A typical bedroom repaint runs $75 to $250 in paint depending on grade, plus $30 to $80 in supplies for the first room (rollers, brushes, painter tape, drop cloths, tray, edger pad). Per gallon, premium paint costs 2 to 3 times more than the bottom of the line, but the better hide often saves a third coat, and the durability difference shows after 5 to 7 years.
- Standard coverage = 350 sq ft per gallon (8.6 m² per liter)
- Premium one-coat = 400 to 450 sq ft per gallon
- Door deduction = 20 sq ft each (1.86 m²)
- Window deduction = 15 sq ft each (1.39 m²)
- Waste allowance = 10% for roller absorption and touch-ups
- Two coats = standard for most color changes and new walls
- Standard interior latex = $25 to $45 per gallon (US 2024-2026)

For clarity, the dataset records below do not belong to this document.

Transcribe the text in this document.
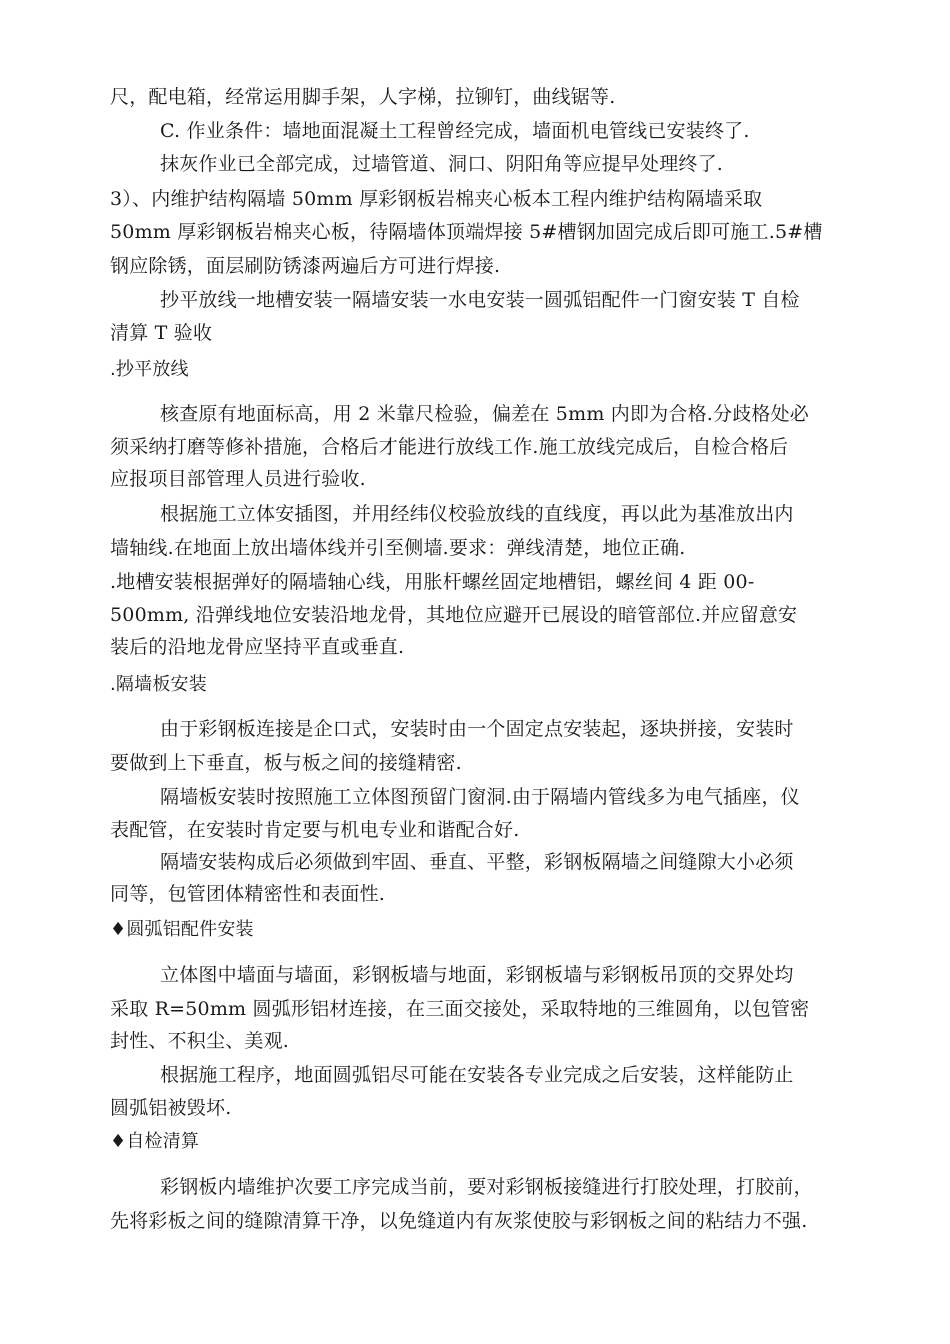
尺，配电箱，经常运用脚手架，人字梯，拉铆钉，曲线锯等.
C. 作业条件：墙地面混凝土工程曾经完成，墙面机电管线已安装终了.
抹灰作业已全部完成，过墙管道、洞口、阴阳角等应提早处理终了.
3）、内维护结构隔墙 50mm 厚彩钢板岩棉夹心板本工程内维护结构隔墙采取
50mm 厚彩钢板岩棉夹心板，待隔墙体顶端焊接 5#槽钢加固完成后即可施工.5#槽
钢应除锈，面层刷防锈漆两遍后方可进行焊接.
抄平放线一地槽安装一隔墙安装一水电安装一圆弧铝配件一门窗安装 T 自检
清算 T 验收
.抄平放线
核查原有地面标高，用 2 米靠尺检验，偏差在 5mm 内即为合格.分歧格处必
须采纳打磨等修补措施，合格后才能进行放线工作.施工放线完成后，自检合格后
应报项目部管理人员进行验收.
根据施工立体安插图，并用经纬仪校验放线的直线度，再以此为基准放出内
墙轴线.在地面上放出墙体线并引至侧墙.要求：弹线清楚，地位正确.
.地槽安装根据弹好的隔墙轴心线，用胀杆螺丝固定地槽铝，螺丝间 4 距 00-
500mm, 沿弹线地位安装沿地龙骨，其地位应避开已展设的暗管部位.并应留意安
装后的沿地龙骨应坚持平直或垂直.
.隔墙板安装
由于彩钢板连接是企口式，安装时由一个固定点安装起，逐块拼接，安装时
要做到上下垂直，板与板之间的接缝精密.
隔墙板安装时按照施工立体图预留门窗洞.由于隔墙内管线多为电气插座，仪
表配管，在安装时肯定要与机电专业和谐配合好.
隔墙安装构成后必须做到牢固、垂直、平整，彩钢板隔墙之间缝隙大小必须
同等，包管团体精密性和表面性.
♦圆弧铝配件安装
立体图中墙面与墙面，彩钢板墙与地面，彩钢板墙与彩钢板吊顶的交界处均
采取 R=50mm 圆弧形铝材连接，在三面交接处，采取特地的三维圆角，以包管密
封性、不积尘、美观.
根据施工程序，地面圆弧铝尽可能在安装各专业完成之后安装，这样能防止
圆弧铝被毁坏.
♦自检清算
彩钢板内墙维护次要工序完成当前，要对彩钢板接缝进行打胶处理，打胶前，
先将彩板之间的缝隙清算干净，以免缝道内有灰浆使胶与彩钢板之间的粘结力不强.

- 5-gallon bucket = covers 1,750 sq ft at standard rate
Common paint calculator mistakes
The first mistake is forgetting to multiply by the number of coats — calculating one-coat coverage and ordering that amount leaves you a gallon short. The second is skipping the waste factor, which produces tight orders that run dry just before the last wall. The third is using exterior coverage rates for interior paint (or vice versa), which throws the math off by 30 to 40%.
Paint colors are mixed at the store from base + tints. Two cans tinted to the same formula on different days can have visible color differences once on the wall — slightly different humidity, different tint volumes, or different operators all show up. For projects over 2 gallons, ask the store to "box" the cans together (pour into a 5-gallon bucket and stir) to homogenize before painting. For projects above 5 gallons, the store should do this automatically.
The fourth mistake is buying cheap paint to save $80 and then needing a third coat to cover, which uses 50% more paint and ends up costing more. The fifth is ignoring primer on bare drywall — even self-priming paint needs a true PVA primer on fresh joint compound to keep gloss differences (flashing) from showing up. The sixth is starting a project with one gallon "to see if it's enough" — a second batch tinted weeks later will not match.
For very large projects, the cost-per-square-foot of paint matters more than the cost-per-gallon. A $90 one-coat premium formula at 450 sq ft/gal is 20 cents per square foot per coat; a $30 standard latex at 350 sq ft/gal is 8.6 cents per square foot per coat — but the standard product often needs three coats where the premium needs two, so installed cost can swing the math back toward premium.